A homossexualidade é uma
ilha cercada de ignorância por todos os lados. Nesse sentido, não existe
aspecto do comportamento humano que se lhe compare.
Não há descrição de civilização
alguma, de qualquer época, que não faça referência à existência de mulheres e
homens homossexuais. Apesar dessa constatação, ainda hoje esse tipo de
comportamento é chamado de antinatural.
Os que assim o julgam partem do
princípio de que a natureza (ou Deus) criou órgãos sexuais para que os seres
humanos procriassem; portanto, qualquer relacionamento que não envolva pênis e
vagina vai contra ela (ou Ele).
Se partirmos de princípio tão
frágil, como justificar a prática de sexo anal entre heterossexuais? E o sexo
oral? E o beijo na boca? Deus não teria criado a boca para comer e a língua
para articular palavras?
Se a homossexualidade fosse apenas
perversão humana, não seria encontrada em outros animais. Desde o início do
século 20, no entanto, ela tem sido descrita em grande variedade de espécies de
invertebrados e em vertebrados, como répteis, pássaros e mamíferos.
Em virtualmente todas as espécies
de pássaros, em alguma fase da vida, ocorrem interações homossexuais que
envolvem contato genital, que, pelo menos entre os machos, ocasionalmente
terminam em orgasmo e ejaculação.
Comportamento homossexual
envolvendo fêmeas e machos foi documentado em pelo menos 71 espécies de
mamíferos, incluindo ratos, camundongos, hamsters, cobaias, coelhos,
porcos-espinhos, cães, gatos, cabritos, gado, porcos, antílopes, carneiros,
macacos e até leões, os reis da selva.
Relacionamento homossexual entre
primatas não humanos está fartamente documentado na literatura científica. Já
em 1914, Hamilton publicou no Journal of Animal Behaviour um estudo
sobre as tendências sexuais em macacos e babuínos, no qual descreveu
intercursos com contato vaginal entre as fêmeas e penetração anal entre machos
dessas espécies. Em 1917, Kempf relatou observações semelhantes.
Masturbação mútua e penetração
anal fazem parte do repertório sexual de todos os primatas não humanos já
estudados, inclusive bonobos e chimpanzés, nossos parentes mais próximos.

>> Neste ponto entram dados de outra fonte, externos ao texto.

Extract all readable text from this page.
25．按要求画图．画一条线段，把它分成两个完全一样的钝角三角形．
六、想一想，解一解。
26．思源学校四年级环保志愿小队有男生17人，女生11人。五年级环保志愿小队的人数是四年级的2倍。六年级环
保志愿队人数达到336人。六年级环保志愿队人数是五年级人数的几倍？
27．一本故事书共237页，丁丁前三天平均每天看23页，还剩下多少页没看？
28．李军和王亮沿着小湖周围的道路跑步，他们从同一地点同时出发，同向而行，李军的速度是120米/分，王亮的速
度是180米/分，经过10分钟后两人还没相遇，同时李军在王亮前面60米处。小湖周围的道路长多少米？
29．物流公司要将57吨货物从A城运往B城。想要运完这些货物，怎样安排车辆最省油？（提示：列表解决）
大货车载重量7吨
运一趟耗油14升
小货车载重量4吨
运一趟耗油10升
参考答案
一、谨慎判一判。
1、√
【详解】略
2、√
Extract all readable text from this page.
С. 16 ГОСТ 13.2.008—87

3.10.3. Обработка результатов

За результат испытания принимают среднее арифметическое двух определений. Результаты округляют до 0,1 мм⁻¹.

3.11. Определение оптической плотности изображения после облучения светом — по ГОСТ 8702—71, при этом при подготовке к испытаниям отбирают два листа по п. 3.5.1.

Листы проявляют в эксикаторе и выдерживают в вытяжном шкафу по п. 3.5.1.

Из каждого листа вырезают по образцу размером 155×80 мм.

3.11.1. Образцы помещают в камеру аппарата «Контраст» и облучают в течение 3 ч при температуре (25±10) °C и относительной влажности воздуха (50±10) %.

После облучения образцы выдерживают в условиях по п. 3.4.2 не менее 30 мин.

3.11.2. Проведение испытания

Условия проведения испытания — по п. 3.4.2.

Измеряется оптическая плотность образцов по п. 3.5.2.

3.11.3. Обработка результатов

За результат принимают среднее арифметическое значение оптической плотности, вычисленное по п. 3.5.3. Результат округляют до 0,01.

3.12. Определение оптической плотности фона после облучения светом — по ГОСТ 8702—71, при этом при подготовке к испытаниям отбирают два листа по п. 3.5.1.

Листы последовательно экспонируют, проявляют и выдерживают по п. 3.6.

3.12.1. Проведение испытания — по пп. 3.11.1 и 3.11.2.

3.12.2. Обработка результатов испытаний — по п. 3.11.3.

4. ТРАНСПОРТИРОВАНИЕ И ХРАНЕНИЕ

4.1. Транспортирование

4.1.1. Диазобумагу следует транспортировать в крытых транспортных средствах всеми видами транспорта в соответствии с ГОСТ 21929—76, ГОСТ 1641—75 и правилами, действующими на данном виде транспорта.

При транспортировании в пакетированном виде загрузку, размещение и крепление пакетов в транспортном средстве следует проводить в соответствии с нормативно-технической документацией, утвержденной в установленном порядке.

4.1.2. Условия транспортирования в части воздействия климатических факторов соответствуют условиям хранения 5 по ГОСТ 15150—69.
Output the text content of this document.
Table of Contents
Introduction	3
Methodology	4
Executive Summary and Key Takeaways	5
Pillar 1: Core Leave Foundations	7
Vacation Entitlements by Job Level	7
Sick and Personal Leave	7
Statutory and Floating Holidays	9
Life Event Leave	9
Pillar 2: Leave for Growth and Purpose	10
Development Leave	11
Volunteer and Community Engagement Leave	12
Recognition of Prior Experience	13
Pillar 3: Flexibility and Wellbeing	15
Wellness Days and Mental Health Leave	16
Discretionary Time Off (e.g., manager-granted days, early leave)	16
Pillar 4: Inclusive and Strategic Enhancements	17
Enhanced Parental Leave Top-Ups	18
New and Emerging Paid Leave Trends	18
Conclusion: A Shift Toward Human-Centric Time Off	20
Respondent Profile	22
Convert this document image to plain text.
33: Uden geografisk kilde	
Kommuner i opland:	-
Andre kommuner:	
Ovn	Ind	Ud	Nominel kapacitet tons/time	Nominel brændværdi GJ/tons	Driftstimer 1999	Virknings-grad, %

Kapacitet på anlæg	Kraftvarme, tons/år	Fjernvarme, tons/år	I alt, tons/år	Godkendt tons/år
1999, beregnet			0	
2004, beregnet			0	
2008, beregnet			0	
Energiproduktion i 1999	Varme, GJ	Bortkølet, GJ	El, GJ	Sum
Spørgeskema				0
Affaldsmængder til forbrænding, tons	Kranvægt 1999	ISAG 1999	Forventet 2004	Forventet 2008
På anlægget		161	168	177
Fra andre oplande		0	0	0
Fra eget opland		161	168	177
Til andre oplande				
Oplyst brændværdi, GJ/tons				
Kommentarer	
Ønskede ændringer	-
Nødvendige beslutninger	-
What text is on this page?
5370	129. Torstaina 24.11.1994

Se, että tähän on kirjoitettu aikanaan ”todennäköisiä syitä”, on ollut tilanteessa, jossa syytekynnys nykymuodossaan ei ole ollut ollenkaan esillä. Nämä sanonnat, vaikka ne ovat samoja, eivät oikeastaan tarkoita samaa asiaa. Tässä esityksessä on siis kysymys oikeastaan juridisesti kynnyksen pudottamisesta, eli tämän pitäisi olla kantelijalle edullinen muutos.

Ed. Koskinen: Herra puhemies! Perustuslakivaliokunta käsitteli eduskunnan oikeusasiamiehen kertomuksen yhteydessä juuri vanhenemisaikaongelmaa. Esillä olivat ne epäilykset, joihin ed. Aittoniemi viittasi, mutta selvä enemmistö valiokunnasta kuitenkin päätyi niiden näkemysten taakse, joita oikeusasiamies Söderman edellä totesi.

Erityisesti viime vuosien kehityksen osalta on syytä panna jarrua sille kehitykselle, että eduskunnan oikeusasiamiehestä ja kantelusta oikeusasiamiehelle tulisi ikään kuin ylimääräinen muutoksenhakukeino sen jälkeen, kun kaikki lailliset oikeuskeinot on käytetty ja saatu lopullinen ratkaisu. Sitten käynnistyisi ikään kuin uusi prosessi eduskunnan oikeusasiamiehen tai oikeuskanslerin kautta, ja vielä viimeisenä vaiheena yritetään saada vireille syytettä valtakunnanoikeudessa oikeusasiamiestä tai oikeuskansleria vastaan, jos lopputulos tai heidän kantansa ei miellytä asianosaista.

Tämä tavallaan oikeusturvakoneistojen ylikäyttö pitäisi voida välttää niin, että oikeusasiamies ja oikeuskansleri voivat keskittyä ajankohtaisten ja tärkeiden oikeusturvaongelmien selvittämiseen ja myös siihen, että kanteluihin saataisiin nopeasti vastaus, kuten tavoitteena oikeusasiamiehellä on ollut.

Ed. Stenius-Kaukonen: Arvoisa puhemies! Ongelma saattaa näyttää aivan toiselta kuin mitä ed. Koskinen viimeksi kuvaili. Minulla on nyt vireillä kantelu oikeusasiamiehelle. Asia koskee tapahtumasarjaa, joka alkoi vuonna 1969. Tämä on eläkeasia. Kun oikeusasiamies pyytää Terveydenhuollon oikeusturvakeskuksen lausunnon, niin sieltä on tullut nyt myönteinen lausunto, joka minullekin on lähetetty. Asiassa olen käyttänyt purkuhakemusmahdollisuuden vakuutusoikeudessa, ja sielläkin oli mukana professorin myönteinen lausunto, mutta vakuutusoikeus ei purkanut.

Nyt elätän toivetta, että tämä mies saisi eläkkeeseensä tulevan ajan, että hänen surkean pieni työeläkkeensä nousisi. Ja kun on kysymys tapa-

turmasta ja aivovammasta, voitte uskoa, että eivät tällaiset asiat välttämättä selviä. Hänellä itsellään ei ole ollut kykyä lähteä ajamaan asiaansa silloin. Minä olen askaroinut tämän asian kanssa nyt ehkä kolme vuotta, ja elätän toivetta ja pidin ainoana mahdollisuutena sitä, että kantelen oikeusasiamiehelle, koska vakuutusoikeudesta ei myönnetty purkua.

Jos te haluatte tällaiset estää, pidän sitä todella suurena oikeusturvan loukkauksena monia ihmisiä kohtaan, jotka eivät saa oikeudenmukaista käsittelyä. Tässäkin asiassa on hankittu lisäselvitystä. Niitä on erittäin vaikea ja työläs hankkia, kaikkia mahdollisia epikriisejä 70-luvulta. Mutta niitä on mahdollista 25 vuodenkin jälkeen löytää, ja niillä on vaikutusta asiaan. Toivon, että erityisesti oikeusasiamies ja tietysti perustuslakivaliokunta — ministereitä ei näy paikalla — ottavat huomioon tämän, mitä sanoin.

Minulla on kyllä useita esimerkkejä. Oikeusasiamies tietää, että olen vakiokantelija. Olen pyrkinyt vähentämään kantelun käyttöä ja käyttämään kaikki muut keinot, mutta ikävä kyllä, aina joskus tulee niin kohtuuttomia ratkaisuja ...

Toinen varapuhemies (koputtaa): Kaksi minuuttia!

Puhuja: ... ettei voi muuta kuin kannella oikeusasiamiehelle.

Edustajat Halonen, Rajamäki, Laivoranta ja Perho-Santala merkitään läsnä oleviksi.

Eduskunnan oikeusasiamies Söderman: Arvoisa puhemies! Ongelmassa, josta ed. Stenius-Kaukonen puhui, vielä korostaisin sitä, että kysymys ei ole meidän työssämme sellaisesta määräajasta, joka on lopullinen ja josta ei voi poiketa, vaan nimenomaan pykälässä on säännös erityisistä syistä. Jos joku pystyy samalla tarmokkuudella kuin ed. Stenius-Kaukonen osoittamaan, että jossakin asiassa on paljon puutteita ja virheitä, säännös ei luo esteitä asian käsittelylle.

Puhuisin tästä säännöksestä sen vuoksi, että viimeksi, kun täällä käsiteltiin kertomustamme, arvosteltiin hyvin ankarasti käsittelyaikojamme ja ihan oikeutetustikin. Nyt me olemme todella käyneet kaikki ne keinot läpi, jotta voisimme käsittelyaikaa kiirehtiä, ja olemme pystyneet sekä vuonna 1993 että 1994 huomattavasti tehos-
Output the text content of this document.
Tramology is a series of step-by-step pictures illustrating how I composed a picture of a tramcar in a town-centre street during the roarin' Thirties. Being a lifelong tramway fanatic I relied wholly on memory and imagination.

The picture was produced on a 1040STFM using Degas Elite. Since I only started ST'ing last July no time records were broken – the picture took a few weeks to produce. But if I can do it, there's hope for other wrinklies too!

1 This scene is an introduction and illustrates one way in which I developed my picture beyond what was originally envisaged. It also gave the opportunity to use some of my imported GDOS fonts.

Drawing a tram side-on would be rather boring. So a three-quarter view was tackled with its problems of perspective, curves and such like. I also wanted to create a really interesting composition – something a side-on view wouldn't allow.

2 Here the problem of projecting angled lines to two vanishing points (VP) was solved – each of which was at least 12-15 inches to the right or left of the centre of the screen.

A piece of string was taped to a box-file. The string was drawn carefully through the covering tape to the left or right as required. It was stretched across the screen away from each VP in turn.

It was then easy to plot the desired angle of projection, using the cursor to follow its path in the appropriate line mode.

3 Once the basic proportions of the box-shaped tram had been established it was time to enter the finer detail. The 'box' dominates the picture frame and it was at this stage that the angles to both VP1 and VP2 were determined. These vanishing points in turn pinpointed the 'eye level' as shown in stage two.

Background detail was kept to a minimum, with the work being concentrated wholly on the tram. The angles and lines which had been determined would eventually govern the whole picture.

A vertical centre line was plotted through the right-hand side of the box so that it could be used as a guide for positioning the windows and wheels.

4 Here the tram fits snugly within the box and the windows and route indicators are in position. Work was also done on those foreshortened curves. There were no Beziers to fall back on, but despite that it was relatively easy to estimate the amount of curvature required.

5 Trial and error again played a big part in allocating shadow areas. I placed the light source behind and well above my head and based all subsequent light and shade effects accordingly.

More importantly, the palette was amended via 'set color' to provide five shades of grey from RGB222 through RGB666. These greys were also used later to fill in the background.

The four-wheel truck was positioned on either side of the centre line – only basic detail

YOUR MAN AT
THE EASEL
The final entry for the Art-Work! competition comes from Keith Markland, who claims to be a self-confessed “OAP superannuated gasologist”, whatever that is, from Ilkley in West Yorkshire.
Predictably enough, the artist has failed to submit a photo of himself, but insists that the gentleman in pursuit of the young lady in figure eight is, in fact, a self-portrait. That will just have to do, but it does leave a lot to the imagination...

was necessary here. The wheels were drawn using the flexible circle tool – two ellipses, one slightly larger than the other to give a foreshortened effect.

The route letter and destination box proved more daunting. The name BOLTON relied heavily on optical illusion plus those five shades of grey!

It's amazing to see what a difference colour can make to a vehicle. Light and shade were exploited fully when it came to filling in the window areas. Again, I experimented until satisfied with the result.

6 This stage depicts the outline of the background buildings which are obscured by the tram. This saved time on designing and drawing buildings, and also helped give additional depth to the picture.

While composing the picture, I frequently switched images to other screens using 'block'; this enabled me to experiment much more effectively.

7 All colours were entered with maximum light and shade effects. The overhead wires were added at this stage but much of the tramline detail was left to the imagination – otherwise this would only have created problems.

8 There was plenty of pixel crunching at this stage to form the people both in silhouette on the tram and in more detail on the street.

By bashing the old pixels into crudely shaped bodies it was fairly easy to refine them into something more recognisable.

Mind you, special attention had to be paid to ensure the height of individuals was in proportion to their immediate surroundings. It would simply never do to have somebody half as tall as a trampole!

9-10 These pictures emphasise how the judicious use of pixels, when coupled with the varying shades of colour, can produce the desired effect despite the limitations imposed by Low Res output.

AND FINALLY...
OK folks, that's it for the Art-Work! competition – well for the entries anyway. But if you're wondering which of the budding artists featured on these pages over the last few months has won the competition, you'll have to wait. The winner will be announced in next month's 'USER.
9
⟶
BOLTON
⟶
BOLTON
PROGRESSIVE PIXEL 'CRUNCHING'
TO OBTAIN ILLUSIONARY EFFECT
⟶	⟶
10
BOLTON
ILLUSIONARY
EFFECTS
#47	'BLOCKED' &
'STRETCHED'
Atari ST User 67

Considerar contra a natureza as
práticas homossexuais da espécie humana é ignorar todo o conhecimento adquirido
pelos etologistas em mais de um século de pesquisas rigorosas.
Os que se sentem pessoalmente
ofendidos pela simples existência de homossexuais talvez imaginem que eles
escolheram pertencer a essa minoria por capricho individual. Quer dizer, num
belo dia pensaram: eu poderia ser heterossexual, mas como sou sem vergonha
prefiro me relacionar com pessoas do mesmo sexo.
Não sejamos ridículos; quem
escolheria a homossexualidade se pudesse ser como a maioria dominante? Se a
vida já é dura para os heterossexuais, imagine para os outros.
A sexualidade não admite opções,
simplesmente é. Podemos controlar nosso comportamento; o desejo, jamais. O
desejo brota da alma humana, indomável como a água que despenca da cachoeira.
Mais antiga do que a roda, a
homossexualidade é tão legítima e inevitável quanto a heterossexualidade.
Reprimi-la é ato de violência que deve ser punido de forma exemplar, como
alguns países fazem com o racismo.
Os que se sentem ultrajados pela
presença de homossexuais na vizinhança, que procurem dentro das próprias
inclinações sexuais as razões para justificar o ultraje. Ao contrário dos
conturbados e inseguros, mulheres e homens em paz com a sexualidade pessoal
costumam aceitar a alheia com respeito e naturalidade.
Negar a pessoas do mesmo sexo
permissão para viverem em uniões estáveis com os mesmos direitos das uniões
heterossexuais é uma imposição abusiva que vai contra os princípios mais
elementares de justiça social.
Os pastores de almas que se opõem
ao casamento entre homossexuais têm o direito de recomendar a seus rebanhos que
não o façam, mas não podem ser fascistas a ponto de pretender impor sua vontade
aos que não pensam como eles.
Afinal, caro leitor, a menos que
seus dias sejam atormentados por fantasias sexuais inconfessáveis, que
diferença faz se a colega de escritório é apaixonada por uma mulher? Se o
vizinho dorme com outro homem? Se, ao morrer, o apartamento dele será herdado
por um sobrinho ou pelo companheiro com quem viveu trinta anos?